I've been using tar with its "--use-compress-prog=pbzip2" function to archive my files then compress them with pbzip2 to get an "*.tar.bz" archive.

Afterwards I checked the resulting file with pbzip2's "-t" switch, and it passed the test. However, to great surprise, I got "file incomplete" or other integrity errors when trying to extract the archive!

Is it because there might be something wrong with the tar file, but not when it was compressed by pbzip2? If so, is there a way to check the tar file itself? If not, what other problem might this be? Also, are there ways to recover data from tar files with errors?

I am afraid I might have already lost some important data through this process...

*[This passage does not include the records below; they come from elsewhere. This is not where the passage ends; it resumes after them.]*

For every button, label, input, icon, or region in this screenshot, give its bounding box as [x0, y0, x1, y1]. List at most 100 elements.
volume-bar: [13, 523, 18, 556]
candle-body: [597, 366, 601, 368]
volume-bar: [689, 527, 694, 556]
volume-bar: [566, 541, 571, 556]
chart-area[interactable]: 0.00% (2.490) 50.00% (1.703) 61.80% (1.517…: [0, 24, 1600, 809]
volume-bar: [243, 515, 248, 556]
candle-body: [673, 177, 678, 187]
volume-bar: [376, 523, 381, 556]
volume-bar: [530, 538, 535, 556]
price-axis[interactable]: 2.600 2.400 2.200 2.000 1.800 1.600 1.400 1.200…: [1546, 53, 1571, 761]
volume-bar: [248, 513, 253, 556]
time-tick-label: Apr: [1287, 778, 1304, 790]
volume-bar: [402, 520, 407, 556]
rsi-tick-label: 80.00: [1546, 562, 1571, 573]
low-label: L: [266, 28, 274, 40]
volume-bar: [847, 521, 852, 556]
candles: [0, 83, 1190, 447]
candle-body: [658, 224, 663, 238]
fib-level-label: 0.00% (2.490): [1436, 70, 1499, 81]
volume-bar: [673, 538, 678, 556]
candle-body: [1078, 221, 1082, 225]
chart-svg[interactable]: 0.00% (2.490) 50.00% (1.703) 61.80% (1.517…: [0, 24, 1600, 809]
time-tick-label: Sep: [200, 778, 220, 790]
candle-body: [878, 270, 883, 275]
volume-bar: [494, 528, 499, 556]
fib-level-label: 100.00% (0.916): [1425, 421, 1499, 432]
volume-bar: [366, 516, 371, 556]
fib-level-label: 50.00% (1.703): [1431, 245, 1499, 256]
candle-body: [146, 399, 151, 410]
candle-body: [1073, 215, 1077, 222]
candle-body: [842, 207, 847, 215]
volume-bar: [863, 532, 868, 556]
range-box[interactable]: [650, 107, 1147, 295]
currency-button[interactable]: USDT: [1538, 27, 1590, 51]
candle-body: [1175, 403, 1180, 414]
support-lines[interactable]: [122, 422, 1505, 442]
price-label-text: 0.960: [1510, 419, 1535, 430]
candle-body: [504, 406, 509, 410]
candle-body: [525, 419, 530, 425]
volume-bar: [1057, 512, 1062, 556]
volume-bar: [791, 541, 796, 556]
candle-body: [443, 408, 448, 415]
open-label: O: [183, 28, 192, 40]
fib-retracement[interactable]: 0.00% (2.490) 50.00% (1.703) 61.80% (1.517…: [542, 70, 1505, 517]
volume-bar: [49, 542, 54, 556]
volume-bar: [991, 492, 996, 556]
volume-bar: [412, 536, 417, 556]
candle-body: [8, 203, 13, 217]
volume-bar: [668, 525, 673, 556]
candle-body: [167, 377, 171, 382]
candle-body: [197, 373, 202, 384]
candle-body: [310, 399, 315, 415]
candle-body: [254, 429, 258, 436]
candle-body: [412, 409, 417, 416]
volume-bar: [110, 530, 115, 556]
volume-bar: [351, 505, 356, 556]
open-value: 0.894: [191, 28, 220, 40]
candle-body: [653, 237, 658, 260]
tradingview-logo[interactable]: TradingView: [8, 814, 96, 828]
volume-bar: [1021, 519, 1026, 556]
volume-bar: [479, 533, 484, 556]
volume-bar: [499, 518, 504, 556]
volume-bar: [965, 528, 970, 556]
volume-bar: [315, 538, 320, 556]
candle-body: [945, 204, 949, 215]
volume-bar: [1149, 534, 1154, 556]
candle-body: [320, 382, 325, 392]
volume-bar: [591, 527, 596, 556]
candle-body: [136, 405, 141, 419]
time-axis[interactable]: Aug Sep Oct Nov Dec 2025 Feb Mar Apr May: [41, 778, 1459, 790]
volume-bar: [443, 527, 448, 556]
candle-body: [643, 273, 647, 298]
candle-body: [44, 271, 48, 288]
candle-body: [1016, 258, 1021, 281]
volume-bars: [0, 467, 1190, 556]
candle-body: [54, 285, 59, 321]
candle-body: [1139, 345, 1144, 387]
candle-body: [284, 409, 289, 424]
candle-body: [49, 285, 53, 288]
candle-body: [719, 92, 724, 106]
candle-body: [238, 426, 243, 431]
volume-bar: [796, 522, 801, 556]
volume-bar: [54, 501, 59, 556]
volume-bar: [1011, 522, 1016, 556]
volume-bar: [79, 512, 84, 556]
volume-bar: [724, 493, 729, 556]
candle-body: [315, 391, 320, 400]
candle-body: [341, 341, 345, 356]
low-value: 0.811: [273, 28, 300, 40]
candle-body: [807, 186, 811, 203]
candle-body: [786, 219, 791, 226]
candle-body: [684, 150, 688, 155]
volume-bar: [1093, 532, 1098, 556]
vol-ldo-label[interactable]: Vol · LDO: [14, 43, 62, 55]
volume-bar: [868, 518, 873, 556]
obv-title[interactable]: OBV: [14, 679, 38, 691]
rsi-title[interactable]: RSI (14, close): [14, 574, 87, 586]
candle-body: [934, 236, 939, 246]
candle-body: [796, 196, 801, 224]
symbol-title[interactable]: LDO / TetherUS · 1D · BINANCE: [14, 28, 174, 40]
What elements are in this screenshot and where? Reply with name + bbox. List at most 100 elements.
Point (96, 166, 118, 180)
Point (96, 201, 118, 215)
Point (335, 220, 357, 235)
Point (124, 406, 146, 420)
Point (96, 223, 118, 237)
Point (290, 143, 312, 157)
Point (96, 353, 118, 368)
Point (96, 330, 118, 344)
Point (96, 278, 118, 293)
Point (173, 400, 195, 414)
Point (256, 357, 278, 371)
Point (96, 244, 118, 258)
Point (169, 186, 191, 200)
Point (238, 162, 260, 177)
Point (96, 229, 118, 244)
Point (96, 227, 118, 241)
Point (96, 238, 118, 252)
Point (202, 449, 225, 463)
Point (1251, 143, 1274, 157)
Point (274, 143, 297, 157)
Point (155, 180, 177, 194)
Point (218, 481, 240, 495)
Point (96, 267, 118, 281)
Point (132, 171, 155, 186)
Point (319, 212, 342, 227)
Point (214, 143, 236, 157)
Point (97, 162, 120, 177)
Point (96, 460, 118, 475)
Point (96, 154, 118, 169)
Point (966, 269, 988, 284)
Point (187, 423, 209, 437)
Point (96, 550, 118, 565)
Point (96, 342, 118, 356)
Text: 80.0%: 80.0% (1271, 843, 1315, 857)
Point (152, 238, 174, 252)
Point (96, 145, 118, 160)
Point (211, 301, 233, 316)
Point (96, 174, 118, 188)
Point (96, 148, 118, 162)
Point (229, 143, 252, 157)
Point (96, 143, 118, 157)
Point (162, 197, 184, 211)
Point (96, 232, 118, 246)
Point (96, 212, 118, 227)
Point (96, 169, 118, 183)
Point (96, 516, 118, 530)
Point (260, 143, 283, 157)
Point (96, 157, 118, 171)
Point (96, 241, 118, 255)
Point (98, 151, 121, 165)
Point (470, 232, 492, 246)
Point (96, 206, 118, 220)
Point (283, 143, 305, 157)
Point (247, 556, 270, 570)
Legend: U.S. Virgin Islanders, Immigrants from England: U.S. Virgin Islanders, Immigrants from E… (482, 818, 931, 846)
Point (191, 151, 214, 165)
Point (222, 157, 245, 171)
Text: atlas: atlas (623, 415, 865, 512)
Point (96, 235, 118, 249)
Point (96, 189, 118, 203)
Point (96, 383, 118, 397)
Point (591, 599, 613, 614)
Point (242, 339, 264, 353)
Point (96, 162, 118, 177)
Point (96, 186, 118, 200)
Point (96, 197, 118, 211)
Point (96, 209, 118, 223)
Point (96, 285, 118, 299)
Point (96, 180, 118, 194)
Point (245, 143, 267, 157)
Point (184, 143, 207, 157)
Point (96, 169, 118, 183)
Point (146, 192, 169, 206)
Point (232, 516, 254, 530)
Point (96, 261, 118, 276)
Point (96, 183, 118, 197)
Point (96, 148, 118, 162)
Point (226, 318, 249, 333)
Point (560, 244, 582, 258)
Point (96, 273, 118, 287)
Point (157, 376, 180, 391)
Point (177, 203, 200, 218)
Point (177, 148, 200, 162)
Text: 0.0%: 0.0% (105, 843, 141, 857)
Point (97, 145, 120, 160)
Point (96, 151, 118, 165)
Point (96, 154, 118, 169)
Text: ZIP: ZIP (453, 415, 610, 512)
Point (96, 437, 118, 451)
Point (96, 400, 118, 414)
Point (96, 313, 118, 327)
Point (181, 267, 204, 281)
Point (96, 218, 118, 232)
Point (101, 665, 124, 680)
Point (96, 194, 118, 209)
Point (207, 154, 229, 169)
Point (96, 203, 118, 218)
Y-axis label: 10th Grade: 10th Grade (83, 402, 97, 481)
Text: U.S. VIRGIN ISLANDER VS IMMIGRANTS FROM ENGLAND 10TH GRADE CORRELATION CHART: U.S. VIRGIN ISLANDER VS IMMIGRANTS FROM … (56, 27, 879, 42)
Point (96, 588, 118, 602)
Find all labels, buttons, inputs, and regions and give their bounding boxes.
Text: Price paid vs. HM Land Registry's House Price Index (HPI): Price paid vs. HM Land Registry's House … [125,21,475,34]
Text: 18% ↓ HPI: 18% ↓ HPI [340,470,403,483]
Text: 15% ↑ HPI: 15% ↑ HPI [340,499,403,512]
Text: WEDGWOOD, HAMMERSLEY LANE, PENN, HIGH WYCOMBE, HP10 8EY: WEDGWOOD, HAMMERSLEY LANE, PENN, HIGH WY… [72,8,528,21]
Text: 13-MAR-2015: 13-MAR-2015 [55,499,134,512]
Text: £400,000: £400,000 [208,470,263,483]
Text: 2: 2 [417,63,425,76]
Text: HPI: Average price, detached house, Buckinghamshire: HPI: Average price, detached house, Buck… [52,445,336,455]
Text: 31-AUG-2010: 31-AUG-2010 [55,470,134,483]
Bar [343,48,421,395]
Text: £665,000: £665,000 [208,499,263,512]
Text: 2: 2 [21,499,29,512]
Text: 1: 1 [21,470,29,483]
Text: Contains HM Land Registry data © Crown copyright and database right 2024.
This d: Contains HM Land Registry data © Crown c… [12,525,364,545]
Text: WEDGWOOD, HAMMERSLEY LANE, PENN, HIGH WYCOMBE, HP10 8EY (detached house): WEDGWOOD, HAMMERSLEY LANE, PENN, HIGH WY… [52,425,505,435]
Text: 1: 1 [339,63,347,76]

The point is, I would like to know a method to test the integrity of my archives after they are created.

  • 2
    Try uncompressing with normal bunzip2 instead of pbzip2. Also there are alternative programs for tar such as 'star' or Winrar
    – golimar
    Apr 19, 2012 at 14:45
  • 3
    Please post the commands you are running. Did you pass --use-compress-prog=pbzip2 when doing the extraction?
    – Mikel
    Apr 19, 2012 at 14:50
  • Hello. I just like to know a way to test the integrity of a tar archive after it has been created and compress via bzip2.
    – hpy
    Apr 19, 2012 at 23:44

2 Answers 2


First test bzip2 compression, It should output OK.

bzip2 -tv FILE.tar.bz2

Next uncompress the tarball, to get just the tar.

bunzip2 FILE.tar.bz2

Finally verify the tar file,

tar -tvWf FILE.tar

Truthfully the best indicator of a problem, is a failed extraction. Hopefully you can narrow down the cause. I should also mention I have had the occasional archive fail verification, yet still correctly extract.

  • 2
    Very glad I was able to point you towards your path! Apr 20, 2012 at 19:22
  • sadly bzip2 -tv takes about as long as decompression, I wish there was a way to test possibly truncated files faster
    – user30750
    Jan 21, 2013 at 15:07
  • 1
    Instead of extracting the .tar.bz2 file, you can also use tar's -j switch in addition to tvfW, which (in sufficiently recent version) can directly read bzip2 files Oct 30, 2013 at 9:25
  • @TobiasKienzler, you're absolutely correct about using tar options together, it's faster, and it was also my first thought.... But considering the OP was being somewhat 'unconventional' with his compression options, I thought it may be best to additionally verify the bzip2 compression. As combining the options would specifically verify the tar, decompressing the bzip2, hence pre-assuming its compression was already valid. Nov 4, 2013 at 23:57
  • @TobiasKienzler, but yea if it's just the tar itself in question, the extra step is unnecessary. So I +1'd your comment, as it's normally the prefered action. Nov 5, 2013 at 0:00

In addition to the solutions above, you always can use pipes with tar:

pbzip2 -dc FILE.tar.bz2 | tar -tvfW -
  • 1
    why the downvote? Please explain...
    – sekmo
    Apr 20, 2016 at 15:47
  • @sekmo On CentOS (and probably other distros with GNU tar), xz -dc file.tar.xz | tar -tvWf - gives the error cannot verify stdin/stdout archive. (I changed the order of the options because tar -tvfW - tries to read from a file called W with the error W: cannot open.)